Há alturas em que pensamos que já vivemos o acontecimento que se está a desenrolar. Um desses momentos é a escrita do primeiro editorial de cada novo ano. Depois de 25 anos a viver esse momento, há anos em que ficamos na dúvida sobre o caminho a seguir na escrita.

A tendência, e assim deve ser, é desejar que o novo ano seja bem melhor do que o ano findo, relembrar o que passou e tirar as devidas ilações no sentido de a vida correr pelo melhor. Tenho uma pessoa próxima que, de há uns anos atrás, quando se lhe pergunta como está, a resposta é sempre a mesma: “Melhor, é impossível!”. Para além de outros aspetos mais pessoais, a resposta também transmite, acredito eu, a ideia de desvalorização daquilo que não é relevante na nossa vida e que deve ser ultrapassado para não complicar o que não deve ser complicado.

Não sei até que ponto esta frase, “melhor, é impossível!”, se aplicará ao ano de 2019. Se já vivi acontecimentos que nunca pensei que viessem a acontecer durante o meu tempo de vida, caso do 25 de Abril de 1974 (mesmo não sabendo, nessa altura, o que era a ditadura e a democracia), da “queda do muro de Berlim”, do esfrangalhar da URSS, do fim do regime comunista na Europa de Leste, do controlo da nossa vida pela internet e do aumento do radicalismo religioso, entre outros acontecimentos.
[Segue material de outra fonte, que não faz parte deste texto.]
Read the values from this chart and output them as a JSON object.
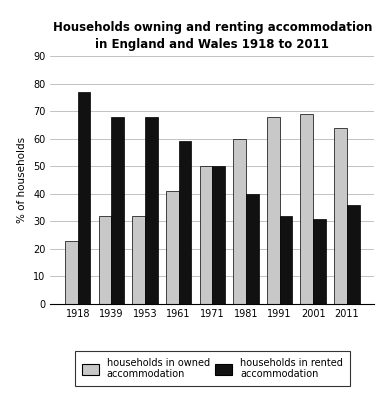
{
  "title_line1": "Households owning and renting accommodation",
  "title_line2": "in England and Wales 1918 to 2011",
  "years": [
    "1918",
    "1939",
    "1953",
    "1961",
    "1971",
    "1981",
    "1991",
    "2001",
    "2011"
  ],
  "owned": [
    23,
    32,
    32,
    41,
    50,
    60,
    68,
    69,
    64
  ],
  "rented": [
    77,
    68,
    68,
    59,
    50,
    40,
    32,
    31,
    36
  ],
  "owned_color": "#c8c8c8",
  "rented_color": "#111111",
  "ylabel": "% of households",
  "ylim": [
    0,
    90
  ],
  "yticks": [
    0,
    10,
    20,
    30,
    40,
    50,
    60,
    70,
    80,
    90
  ],
  "legend_owned": "households in owned\naccommodation",
  "legend_rented": "households in rented\naccommodation",
  "title_fontsize": 8.5,
  "axis_fontsize": 7.5,
  "tick_fontsize": 7,
  "legend_fontsize": 7,
  "bar_width": 0.38,
  "background_color": "#ffffff"
}
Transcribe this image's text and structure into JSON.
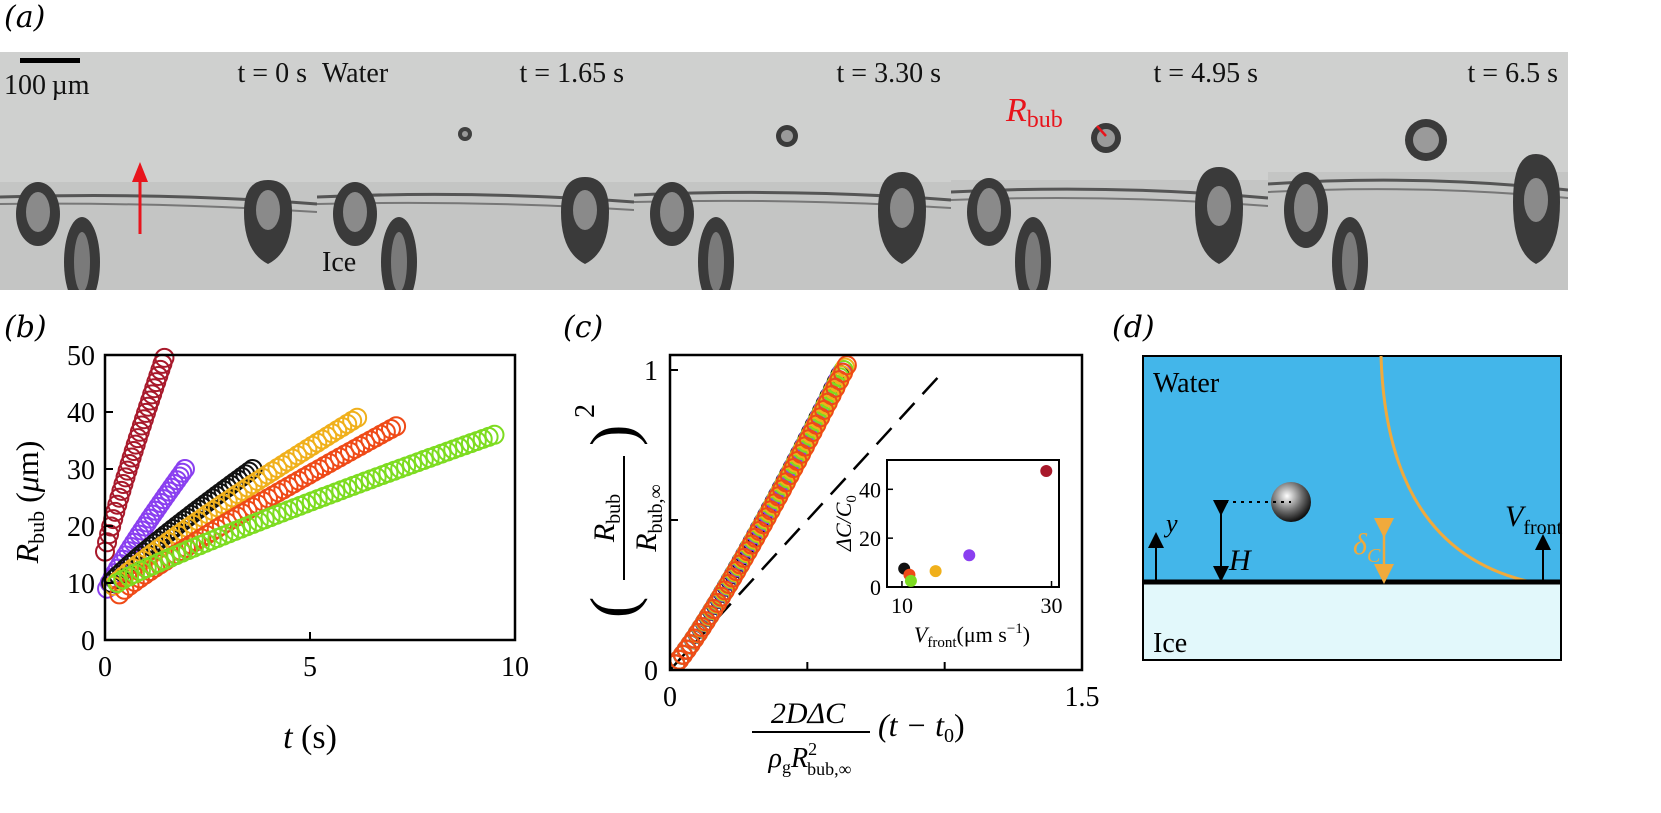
{
  "panel_labels": [
    "(a)",
    "(b)",
    "(c)",
    "(d)"
  ],
  "panel_a": {
    "scale_bar_label": "100 µm",
    "frames": [
      {
        "time": "t = 0 s",
        "label": ""
      },
      {
        "time": "t = 1.65 s",
        "label": "Water",
        "label2": "Ice"
      },
      {
        "time": "t = 3.30 s",
        "label": ""
      },
      {
        "time": "t = 4.95 s",
        "label": ""
      },
      {
        "time": "t = 6.5 s",
        "label": ""
      }
    ],
    "rbub_symbol": "R",
    "rbub_sub": "bub",
    "colors": {
      "arrow": "#e8141c",
      "annotation": "#e8141c"
    }
  },
  "chart_data": [
    {
      "panel": "(b)",
      "type": "scatter",
      "xlabel": "t (s)",
      "ylabel": "R_bub (μm)",
      "xlim": [
        0,
        10
      ],
      "ylim": [
        0,
        50
      ],
      "xticks": [
        "0",
        "5",
        "10"
      ],
      "yticks": [
        "0",
        "10",
        "20",
        "30",
        "40",
        "50"
      ],
      "series": [
        {
          "name": "dark-red",
          "color": "#a8192b",
          "x_start": 0.0,
          "x_end": 1.45,
          "y_start": 15.5,
          "y_end": 49.5,
          "n": 30
        },
        {
          "name": "purple",
          "color": "#8a3ff0",
          "x_start": 0.05,
          "x_end": 1.95,
          "y_start": 9.0,
          "y_end": 30.0,
          "n": 30
        },
        {
          "name": "black",
          "color": "#111111",
          "x_start": 0.15,
          "x_end": 3.6,
          "y_start": 10.0,
          "y_end": 30.0,
          "n": 40
        },
        {
          "name": "yellow",
          "color": "#f0b01b",
          "x_start": 0.2,
          "x_end": 6.15,
          "y_start": 9.5,
          "y_end": 39.0,
          "n": 50
        },
        {
          "name": "orange",
          "color": "#ef4a17",
          "x_start": 0.35,
          "x_end": 7.1,
          "y_start": 8.0,
          "y_end": 37.5,
          "n": 55
        },
        {
          "name": "green",
          "color": "#7ddc20",
          "x_start": 0.3,
          "x_end": 9.5,
          "y_start": 10.0,
          "y_end": 36.0,
          "n": 65
        }
      ]
    },
    {
      "panel": "(c)",
      "type": "scatter",
      "ylabel_num": "R",
      "ylabel_num_sub": "bub",
      "ylabel_den": "R",
      "ylabel_den_sub": "bub,∞",
      "ylabel_exp": "2",
      "xlabel_num": "2DΔC",
      "xlabel_den_rho": "ρ",
      "xlabel_den_rho_sub": "g",
      "xlabel_den_r": "R",
      "xlabel_den_r_sup": "2",
      "xlabel_den_r_sub": "bub,∞",
      "xlabel_tail": "(t − t",
      "xlabel_tail_sub": "0",
      "xlabel_close": ")",
      "xlim": [
        0,
        1.5
      ],
      "ylim": [
        0,
        1.05
      ],
      "xticks": [
        "0",
        "1.5"
      ],
      "yticks": [
        "0",
        "1"
      ],
      "reference_line": {
        "slope": 1.0,
        "style": "dashed",
        "color": "#000000"
      },
      "series_colors": [
        "#111111",
        "#8a3ff0",
        "#7ddc20",
        "#f0b01b",
        "#ef4a17"
      ],
      "inset": {
        "type": "scatter",
        "xlabel": "V",
        "xlabel_sub": "front",
        "xlabel_units": "(μm s",
        "xlabel_units_sup": "−1",
        "xlabel_units_close": ")",
        "ylabel": "ΔC/C",
        "ylabel_sub": "0",
        "xlim": [
          8,
          31
        ],
        "ylim": [
          0,
          52
        ],
        "xticks": [
          "10",
          "30"
        ],
        "yticks": [
          "0",
          "20",
          "40"
        ],
        "points": [
          {
            "x": 10.3,
            "y": 7.5,
            "color": "#111111"
          },
          {
            "x": 11.0,
            "y": 5.0,
            "color": "#ef4a17"
          },
          {
            "x": 11.2,
            "y": 2.5,
            "color": "#7ddc20"
          },
          {
            "x": 14.5,
            "y": 6.5,
            "color": "#f0b01b"
          },
          {
            "x": 19.0,
            "y": 13.0,
            "color": "#8a3ff0"
          },
          {
            "x": 29.3,
            "y": 47.5,
            "color": "#a8192b"
          }
        ]
      }
    }
  ],
  "panel_d": {
    "water_label": "Water",
    "ice_label": "Ice",
    "y_label": "y",
    "h_label": "H",
    "delta_label": "δ",
    "delta_sub": "C",
    "vfront_label": "V",
    "vfront_sub": "front",
    "colors": {
      "water": "#43b6ea",
      "ice": "#e2f8fb",
      "profile": "#f0aa3c",
      "interface": "#000000"
    }
  }
}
Em 2019, tudo aponta que viva novamente algo histórico. O Brexit será claramente, caso se concretize, o acontecimento do ano de 2019. Se fui entendendo o alargamento da UE para os países de Leste, nunca me passou pela cabeça que algum país desse o passo de querer sair da União Europeia, pelo menos de livre vontade.

Até porque tem uma relação direta com o Brexit (recorde-se que o referendo foi lançado por David Cameron para salvar as eleições de 2013), o chamado “populismo” continuará a afirmar-se em 2019.

O populismo, dizem, levou Trump ao poder nos EUA e Bolsonaro no Brasil. Dizem que depois da Polónia e da Hungria, passando pela Itália, o populismo chegará à França. Acrescento que esse mesmo populismo tem querido levar a independência à Catalunha.

Em Portugal, felizmente, não temos ido nesta onda e podemos dizer que o nosso populismo (ainda que com cunho à Portugal) se esgota numa só pessoa.

Uma última nota sobre o país, com eleições para o Parlamento Europeu a 26 de maio e para a Assembleia da República a 6 de outubro, em termos de luta política, “melhor, será impossível”.

Bom 2019!

Ponto Final. A Gala “ A Terra onde a Lua fala” foi realmente um acontecimento marcante de 2018, em Caldas das Taipas. Fica um agradecimento público a todos os que colaboraram direta e indiretamente para o sucesso da iniciativa que também ajudou a marcar os 25 anos do jornal Reflexo.